I didn't want to use OPTION 1 & 2 since that eliminates the whole purpose of using ORM Frameworks and I end up using OPTION 3 for now

So I changed the JDBC URL to send option prepareStatement=false

After setting this I had one more problem the query being sent like

 Select * from customer c where c.name like **N**'somename' and c.country=**N**'somevalue'

Here there is a prefix before the values which states that to convert the encoding scheme , so I disable the JDBC url to sendUnicode = false

This all I did in JTDS driver options.. As far as I am concerned now the application is up and running fast. I have also introduced second level caches to cache it for some time..

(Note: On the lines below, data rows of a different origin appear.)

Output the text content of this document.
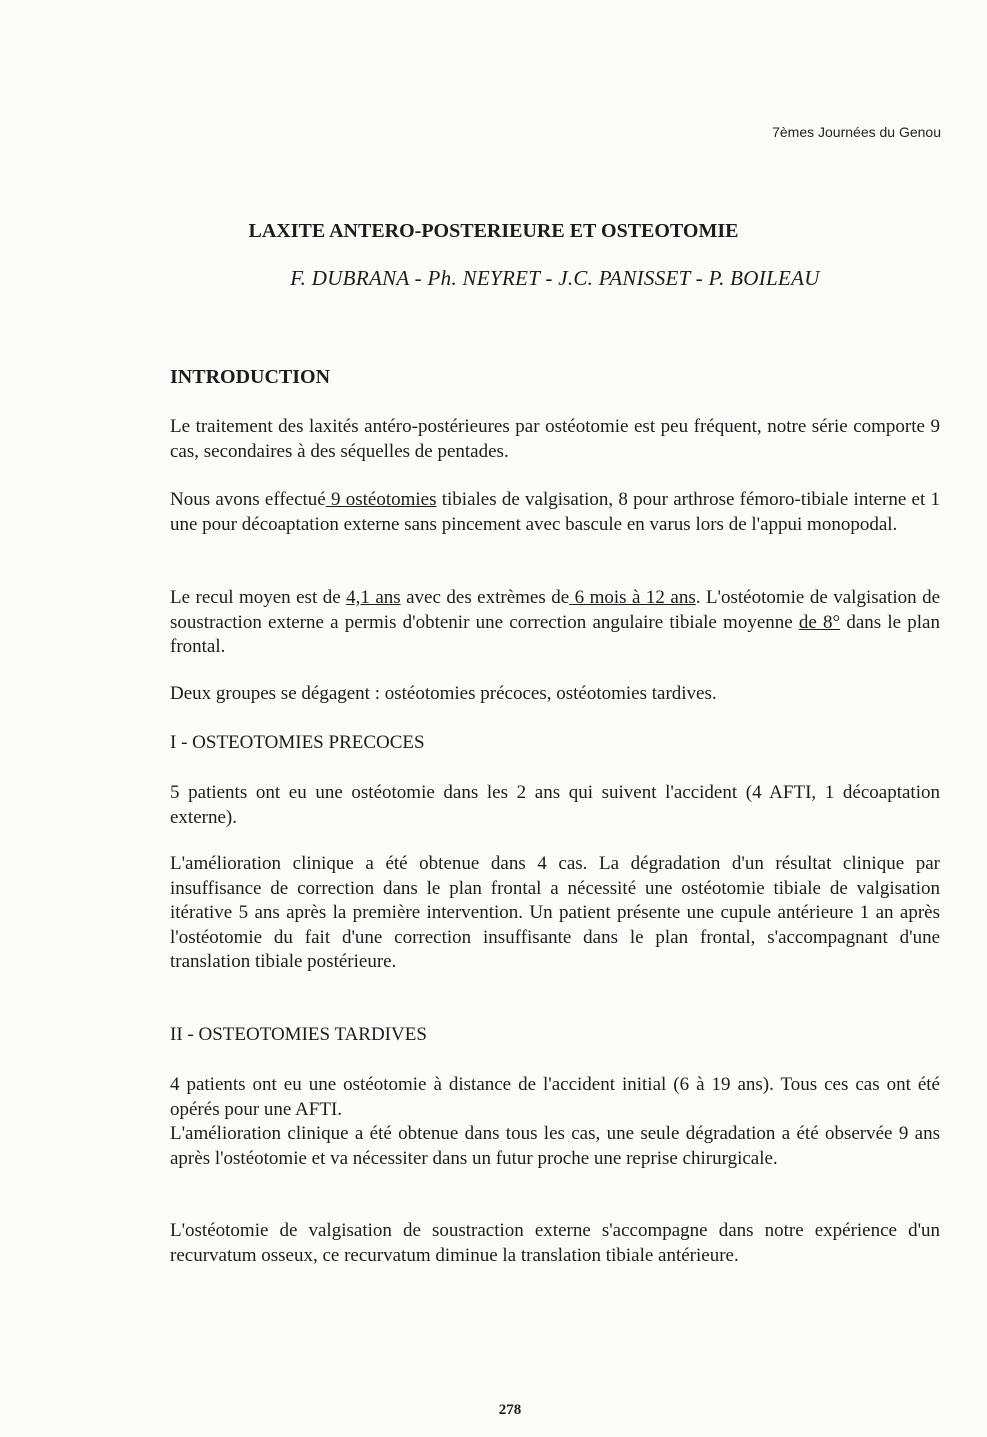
7èmes Journées du Genou
LAXITE ANTERO-POSTERIEURE ET OSTEOTOMIE
F. DUBRANA - Ph. NEYRET - J.C. PANISSET - P. BOILEAU
INTRODUCTION

Le traitement des laxités antéro-postérieures par ostéotomie est peu fréquent, notre série comporte 9 cas, secondaires à des séquelles de pentades.

Nous avons effectué 9 ostéotomies tibiales de valgisation, 8 pour arthrose fémoro-tibiale interne et 1 une pour décoaptation externe sans pincement avec bascule en varus lors de l'appui monopodal.

Le recul moyen est de 4,1 ans avec des extrèmes de 6 mois à 12 ans. L'ostéotomie de valgisation de soustraction externe a permis d'obtenir une correction angulaire tibiale moyenne de 8° dans le plan frontal.

Deux groupes se dégagent : ostéotomies précoces, ostéotomies tardives.

I - OSTEOTOMIES PRECOCES

5 patients ont eu une ostéotomie dans les 2 ans qui suivent l'accident (4 AFTI, 1 décoaptation externe).

L'amélioration clinique a été obtenue dans 4 cas. La dégradation d'un résultat clinique par insuffisance de correction dans le plan frontal a nécessité une ostéotomie tibiale de valgisation itérative 5 ans après la première intervention. Un patient présente une cupule antérieure 1 an après l'ostéotomie du fait d'une correction insuffisante dans le plan frontal, s'accompagnant d'une translation tibiale postérieure.

II - OSTEOTOMIES TARDIVES

4 patients ont eu une ostéotomie à distance de l'accident initial (6 à 19 ans). Tous ces cas ont été opérés pour une AFTI.

L'amélioration clinique a été obtenue dans tous les cas, une seule dégradation a été observée 9 ans après l'ostéotomie et va nécessiter dans un futur proche une reprise chirurgicale.

L'ostéotomie de valgisation de soustraction externe s'accompagne dans notre expérience d'un recurvatum osseux, ce recurvatum diminue la translation tibiale antérieure.

278
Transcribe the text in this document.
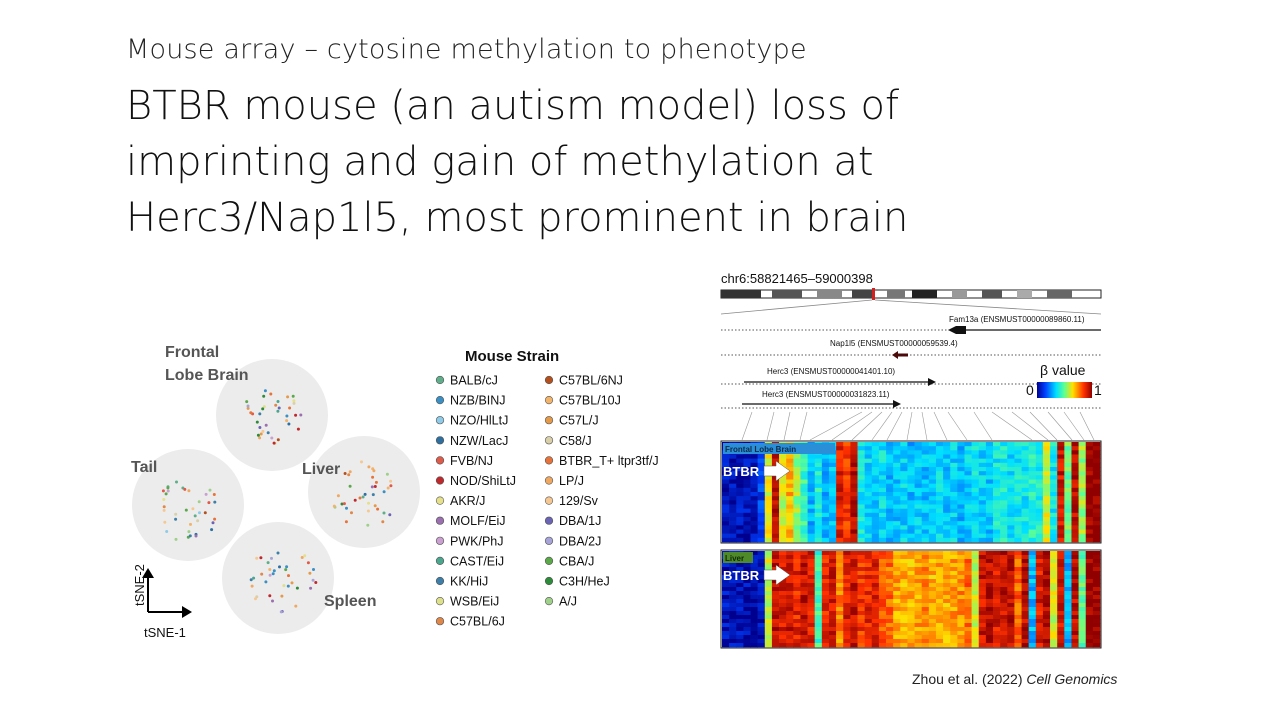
Mouse array – cytosine methylation to phenotype
BTBR mouse (an autism model) loss of
imprinting and gain of methylation at
Herc3/Nap1l5, most prominent in brain
Frontal
Lobe Brain
Tail	Liver
Spleen
tSNE-2
tSNE-1
Mouse Strain
BALB/cJ
NZB/BINJ
NZO/HlLtJ
NZW/LacJ
FVB/NJ
NOD/ShiLtJ
AKR/J
MOLF/EiJ
PWK/PhJ
CAST/EiJ
KK/HiJ
WSB/EiJ
C57BL/6J
C57BL/6NJ
C57BL/10J
C57L/J
C58/J
BTBR_T+ ltpr3tf/J
LP/J
129/Sv
DBA/1J
DBA/2J
CBA/J
C3H/HeJ
A/J
chr6:58821465–59000398
Fam13a (ENSMUST00000089860.11)
Nap1l5 (ENSMUST00000059539.4)
Herc3 (ENSMUST00000041401.10)
Herc3 (ENSMUST00000031823.11)
β value
0	1
Frontal Lobe Brain
BTBR
Liver
BTBR
Zhou et al. (2022) Cell Genomics
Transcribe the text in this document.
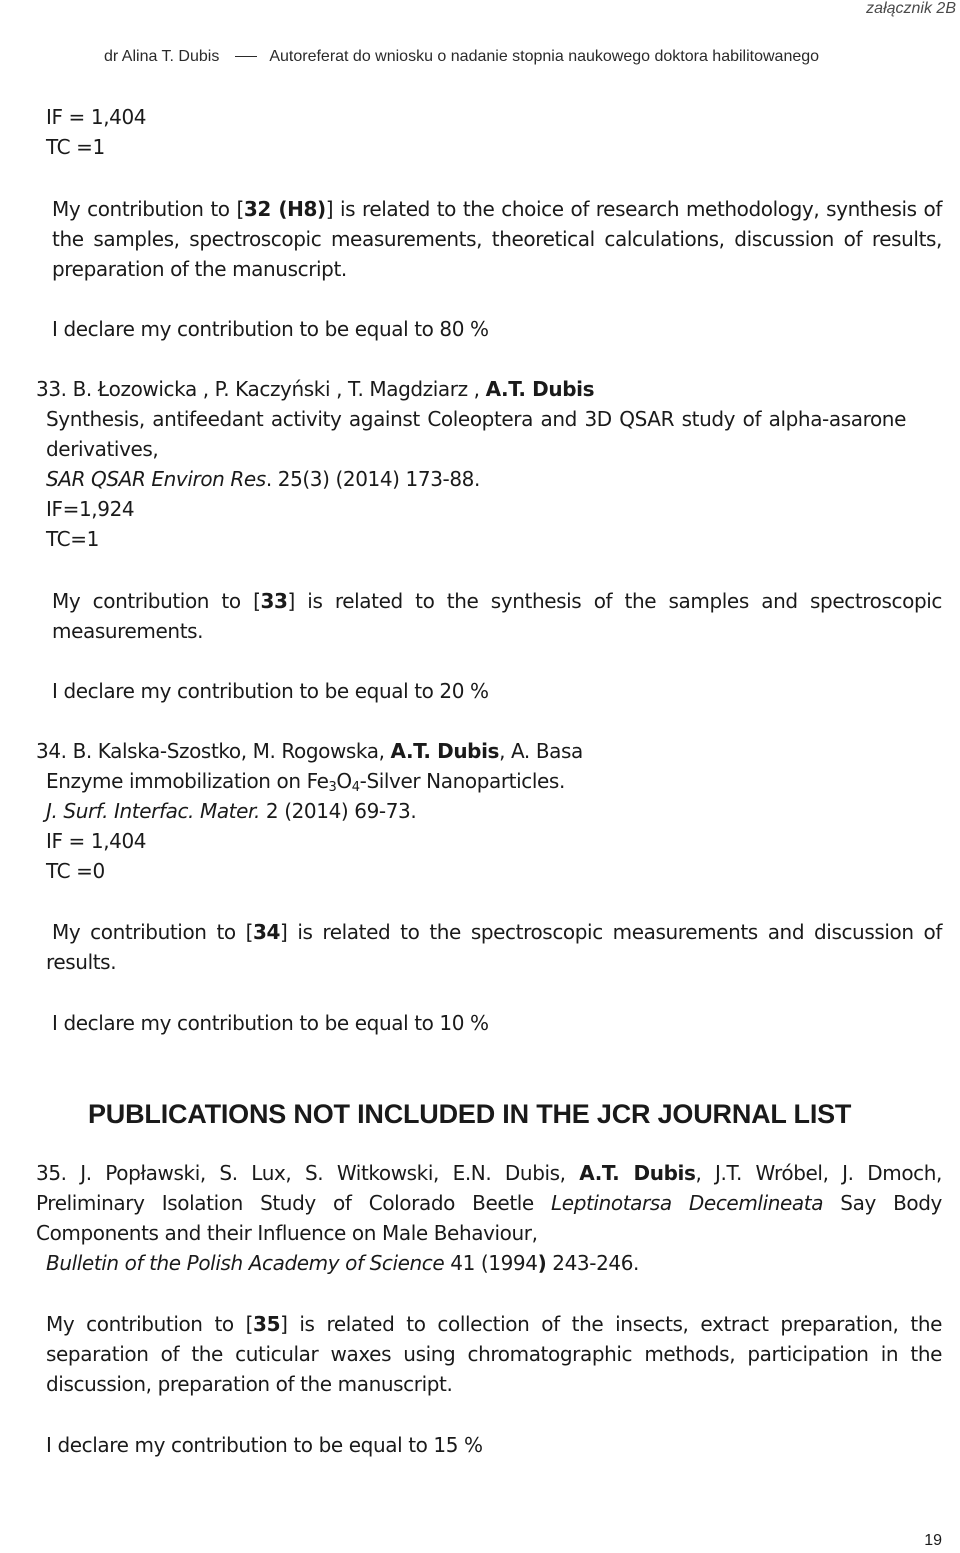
załącznik 2B
dr Alina T. Dubis	Autoreferat do wniosku o nadanie stopnia naukowego doktora habilitowanego
IF = 1,404
TC =1
My contribution to [32 (H8)] is related to the choice of research methodology, synthesis of the samples, spectroscopic measurements, theoretical calculations, discussion of results, preparation of the manuscript.
I declare my contribution to be equal to 80 %
33. B. Łozowicka , P. Kaczyński , T. Magdziarz , A.T. Dubis
Synthesis, antifeedant activity against Coleoptera and 3D QSAR study of alpha-asarone derivatives,
SAR QSAR Environ Res. 25(3) (2014) 173-88.
IF=1,924
TC=1
My contribution to [33] is related to the synthesis of the samples and spectroscopic measurements.
I declare my contribution to be equal to 20 %
34. B. Kalska-Szostko, M. Rogowska, A.T. Dubis, A. Basa
Enzyme immobilization on $Fe_3O_4$-Silver Nanoparticles.
J. Surf. Interfac. Mater. 2 (2014) 69-73.
IF = 1,404
TC =0
My contribution to [34] is related to the spectroscopic measurements and discussion of results.
I declare my contribution to be equal to 10 %
PUBLICATIONS NOT INCLUDED IN THE JCR JOURNAL LIST
35. J. Popławski, S. Lux, S. Witkowski, E.N. Dubis, A.T. Dubis, J.T. Wróbel, J. Dmoch, Preliminary Isolation Study of Colorado Beetle Leptinotarsa Decemlineata Say Body Components and their Influence on Male Behaviour,
Bulletin of the Polish Academy of Science 41 (1994) 243-246.
My contribution to [35] is related to collection of the insects, extract preparation, the separation of the cuticular waxes using chromatographic methods, participation in the discussion, preparation of the manuscript.
I declare my contribution to be equal to 15 %
19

Hope this helps for someone, if you have any good suggestion please let me know.


I had an incident where my application was always using every row in the result set of a query. I found a 40-fold increase in speed by setting my fetch size using the setFetchSize method below. (The performance improvement includes the addition of the count query.)

    Long count = getStoreCount(customerId);

    Query query = session.getNamedQuery("hqlGetStoresByCustomerId")
            .setString("i_customerid",customerId)
            .setFetchSize(count.intValue());

Be careful while doing this; my data set had about 100 rows, and it was scoped to a the life of a web request. If you have larger data sets, you will be eating Java Heap for the duration of the existence of that data, prior to returning it to the Java Heap.